Theatres are at the heart of our communities. Let’s shout about how much that matters. When our Councillors are taking tough decisions about how to spend our taxes, they need to know how much we value our local theatre’s work and role in the community. Let’s tell them – my theatre matters!

A Right to Culture for Every Child is the manifesto document of the Cultural Learning Alliance (CLA).

“The right to culture for every child must be a cornerstone of our national cultural and educational policy. We must ensure equal access for all children and young people to quality arts, cultural and creative learning opportunities.

Nearly 25 years ago the world made a promise to children.
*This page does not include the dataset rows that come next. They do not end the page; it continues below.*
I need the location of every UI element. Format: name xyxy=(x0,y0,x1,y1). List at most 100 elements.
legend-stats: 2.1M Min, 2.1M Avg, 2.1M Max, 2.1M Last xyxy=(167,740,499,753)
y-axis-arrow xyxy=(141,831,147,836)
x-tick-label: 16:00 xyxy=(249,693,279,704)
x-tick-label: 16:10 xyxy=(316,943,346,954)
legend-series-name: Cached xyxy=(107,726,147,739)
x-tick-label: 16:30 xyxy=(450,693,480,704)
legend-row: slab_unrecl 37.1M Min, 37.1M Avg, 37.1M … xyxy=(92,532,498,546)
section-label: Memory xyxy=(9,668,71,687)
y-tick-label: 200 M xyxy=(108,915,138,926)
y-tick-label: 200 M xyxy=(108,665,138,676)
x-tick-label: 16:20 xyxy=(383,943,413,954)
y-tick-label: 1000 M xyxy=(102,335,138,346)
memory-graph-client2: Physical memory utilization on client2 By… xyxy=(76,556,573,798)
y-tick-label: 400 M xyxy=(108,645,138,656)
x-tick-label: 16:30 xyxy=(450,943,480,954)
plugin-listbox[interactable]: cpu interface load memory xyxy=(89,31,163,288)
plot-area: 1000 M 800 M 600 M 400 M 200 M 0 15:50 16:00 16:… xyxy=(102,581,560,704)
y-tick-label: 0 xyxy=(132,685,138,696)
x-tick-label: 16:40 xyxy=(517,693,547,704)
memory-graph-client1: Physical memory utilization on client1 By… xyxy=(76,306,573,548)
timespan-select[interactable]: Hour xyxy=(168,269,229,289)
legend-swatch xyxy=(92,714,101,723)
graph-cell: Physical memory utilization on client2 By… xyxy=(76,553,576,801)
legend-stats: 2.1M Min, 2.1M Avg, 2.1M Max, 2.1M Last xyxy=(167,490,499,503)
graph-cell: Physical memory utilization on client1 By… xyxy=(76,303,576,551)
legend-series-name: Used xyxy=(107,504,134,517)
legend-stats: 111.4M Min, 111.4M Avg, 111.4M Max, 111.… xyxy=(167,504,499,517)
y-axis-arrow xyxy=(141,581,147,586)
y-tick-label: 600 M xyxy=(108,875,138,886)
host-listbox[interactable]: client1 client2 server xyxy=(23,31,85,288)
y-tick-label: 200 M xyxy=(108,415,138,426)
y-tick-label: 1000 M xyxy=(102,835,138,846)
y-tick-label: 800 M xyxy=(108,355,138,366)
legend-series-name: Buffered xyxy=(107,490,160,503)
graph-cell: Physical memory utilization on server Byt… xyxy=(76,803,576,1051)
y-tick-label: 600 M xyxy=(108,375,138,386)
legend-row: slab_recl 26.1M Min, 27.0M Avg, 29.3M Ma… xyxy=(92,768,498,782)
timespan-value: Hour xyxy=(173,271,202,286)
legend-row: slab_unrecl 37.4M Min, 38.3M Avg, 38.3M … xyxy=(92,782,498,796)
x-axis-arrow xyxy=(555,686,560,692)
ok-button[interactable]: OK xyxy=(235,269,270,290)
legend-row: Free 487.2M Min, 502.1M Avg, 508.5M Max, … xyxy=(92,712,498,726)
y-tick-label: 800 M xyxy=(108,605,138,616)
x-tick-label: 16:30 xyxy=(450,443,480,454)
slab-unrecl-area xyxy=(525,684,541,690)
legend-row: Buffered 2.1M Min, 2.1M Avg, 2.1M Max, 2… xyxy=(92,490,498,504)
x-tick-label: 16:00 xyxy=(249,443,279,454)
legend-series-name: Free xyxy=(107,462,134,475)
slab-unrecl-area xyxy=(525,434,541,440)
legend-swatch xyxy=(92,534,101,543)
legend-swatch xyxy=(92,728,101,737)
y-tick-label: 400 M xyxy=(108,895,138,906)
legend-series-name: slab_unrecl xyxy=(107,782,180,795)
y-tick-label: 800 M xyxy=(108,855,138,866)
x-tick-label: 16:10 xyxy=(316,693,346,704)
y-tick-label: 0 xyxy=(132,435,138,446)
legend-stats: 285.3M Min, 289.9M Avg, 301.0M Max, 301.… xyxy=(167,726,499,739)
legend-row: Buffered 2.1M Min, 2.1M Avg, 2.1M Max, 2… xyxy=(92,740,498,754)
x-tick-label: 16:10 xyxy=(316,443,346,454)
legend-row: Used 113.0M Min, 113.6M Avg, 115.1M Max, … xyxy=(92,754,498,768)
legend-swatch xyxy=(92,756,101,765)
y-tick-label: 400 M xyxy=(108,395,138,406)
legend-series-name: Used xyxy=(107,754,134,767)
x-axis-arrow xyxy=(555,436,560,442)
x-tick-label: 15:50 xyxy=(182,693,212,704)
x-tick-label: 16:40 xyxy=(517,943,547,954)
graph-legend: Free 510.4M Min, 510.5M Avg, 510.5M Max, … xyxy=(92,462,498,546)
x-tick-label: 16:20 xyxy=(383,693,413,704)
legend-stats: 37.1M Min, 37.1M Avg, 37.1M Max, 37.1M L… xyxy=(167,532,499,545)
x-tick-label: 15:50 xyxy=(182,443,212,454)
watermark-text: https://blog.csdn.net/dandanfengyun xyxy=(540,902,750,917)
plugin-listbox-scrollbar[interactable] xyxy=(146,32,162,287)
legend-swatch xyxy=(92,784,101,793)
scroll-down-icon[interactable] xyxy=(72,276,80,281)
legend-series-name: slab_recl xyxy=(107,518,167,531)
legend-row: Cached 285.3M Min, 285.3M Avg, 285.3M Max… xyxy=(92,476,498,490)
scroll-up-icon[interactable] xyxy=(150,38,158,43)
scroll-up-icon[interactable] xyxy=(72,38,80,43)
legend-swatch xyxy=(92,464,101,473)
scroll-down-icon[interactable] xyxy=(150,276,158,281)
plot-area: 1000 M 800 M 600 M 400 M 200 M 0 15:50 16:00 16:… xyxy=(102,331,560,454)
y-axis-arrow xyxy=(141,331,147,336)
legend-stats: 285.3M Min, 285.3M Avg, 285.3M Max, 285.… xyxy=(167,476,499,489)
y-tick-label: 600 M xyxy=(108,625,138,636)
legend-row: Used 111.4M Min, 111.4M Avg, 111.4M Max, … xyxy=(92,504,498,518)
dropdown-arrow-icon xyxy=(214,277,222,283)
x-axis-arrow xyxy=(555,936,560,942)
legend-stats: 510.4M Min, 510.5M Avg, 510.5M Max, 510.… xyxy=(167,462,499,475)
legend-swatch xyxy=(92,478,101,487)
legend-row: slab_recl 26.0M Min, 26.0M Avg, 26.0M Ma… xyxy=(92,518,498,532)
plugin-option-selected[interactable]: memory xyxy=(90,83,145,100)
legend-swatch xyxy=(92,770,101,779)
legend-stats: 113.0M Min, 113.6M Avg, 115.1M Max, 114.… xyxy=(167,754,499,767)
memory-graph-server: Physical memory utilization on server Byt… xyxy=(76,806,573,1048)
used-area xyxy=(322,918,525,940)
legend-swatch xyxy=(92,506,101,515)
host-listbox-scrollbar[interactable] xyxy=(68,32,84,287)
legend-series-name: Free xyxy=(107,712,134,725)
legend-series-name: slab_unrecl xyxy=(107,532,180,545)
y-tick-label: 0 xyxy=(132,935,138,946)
The UN Convention on the Rights of the Child – to which the UK is a signatory – states that all nation signatories shall ‘respect and promote the right of the child to participate fully in cultural and artistic life and shall encourage the provision of appropriate and equal opportunities for cultural, artistic, recreational and leisure activity’…”

50p for Culture is a National Campaign for the Arts (NCA) campaign to safeguard and increase local authority investment in arts, museums and heritage. We elect councillors to make tough decisions about where to spend our taxes. They have no obligation to spend on arts, museums and heritage so we need to tell them that’s important to us. The average net spend by local authorities is only 16p per person per week. For every £1 spent by local authorities in England less than half a penny is spent on culture. Take action – visit 50pforculture.org to see what your local council spends on the arts. Find tools and ideas and more.

Ahead of the Chancellor’s Spending Review in November 2015, What Next? wants to make sure we reach as many MPs as possible to tell them about the impact further cuts to our sector will have. We hope that artists, audiences, organisations and individuals will write to their local MP to request a meeting, either at a constituency surgery, at an arts centre or even over the phone, to discuss the importance of culture in the local community and what will be lost with further cuts to arts and local government budgets. We want to tell our story in a way that resonates with MPs, especially Tory MPs, and that will help them understand our concerns quickly. That’s why we’ve come up with the hashtag #Arts4Britain.